FLAC 5.1: Lossless audio in 5.1 surround sound, meaning no quality is lost and you get high-fidelity multi-channel audio.
DCP Rip: The source is a Digital Cinema Package, which is the format used in movie theaters. This usually means the highest-quality source available for a film.
So in summary: This file is essentially the best version you can get for home viewing—top-quality picture from the cinema source and lossless surround sound. It’s ideal if you want the closest experience to watching the movie in a theater.
@Bablet explained this properly.
Awesome upload here @Anon, these are hard to find.
NOTE: Movies in theaters aren't on reels anymore these days, but on hardrives, and one movie can be close to 300GB in size if not more depending on the resolution, number of channels and other specifics.
The audio part is custom made to match the setup of each theater room so you will often see the audio to not work on normal PCs but if it's properly re-worked this problem will go poof.
Such materials are very dangerous to post online as they can be traced back to the theater they came from because like I said, many components are custom made.
It’s amazing to me that people come on here and post retardation about file sizes without understanding what they are downloading first.
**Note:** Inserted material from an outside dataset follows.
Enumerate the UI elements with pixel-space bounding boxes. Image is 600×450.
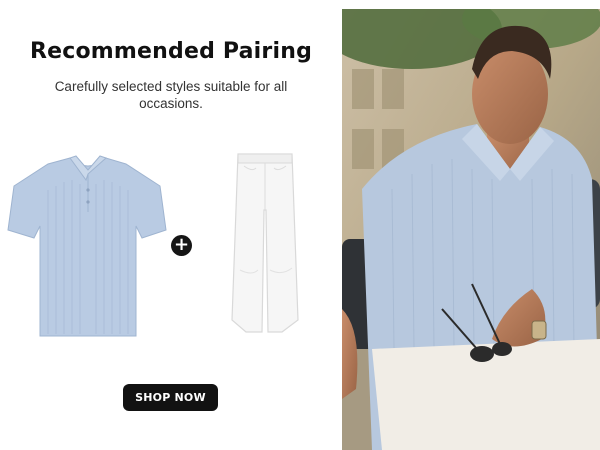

Using one’s eyes and basic reading skills - and at worst, copy-pasting unknown terms into Google - would save them from looking like morons.
And yes it’s dangerous to post these because there are usually transparent digital watermarks - unique to each theater that the distributor sends a copy to - embedded in the raw image data, not visible to the human eye but detectable by special industry software
It’s interesting because these packages are typically encrypted and the encryption keypair used is unique to each film and each theater customer. Possibly even each projector system in a theater. Whichever employee pilfered this knew what they were doing and took a huge risk.
This is why you almost never see digital cinema packages up for download like this online even though tons of people would be interested - especially scene encoders who want the best sources possible to work with.
Perhaps this trailer did not have such a water mark nor had special encryption, or the employee who pilfered it was quitting anyway.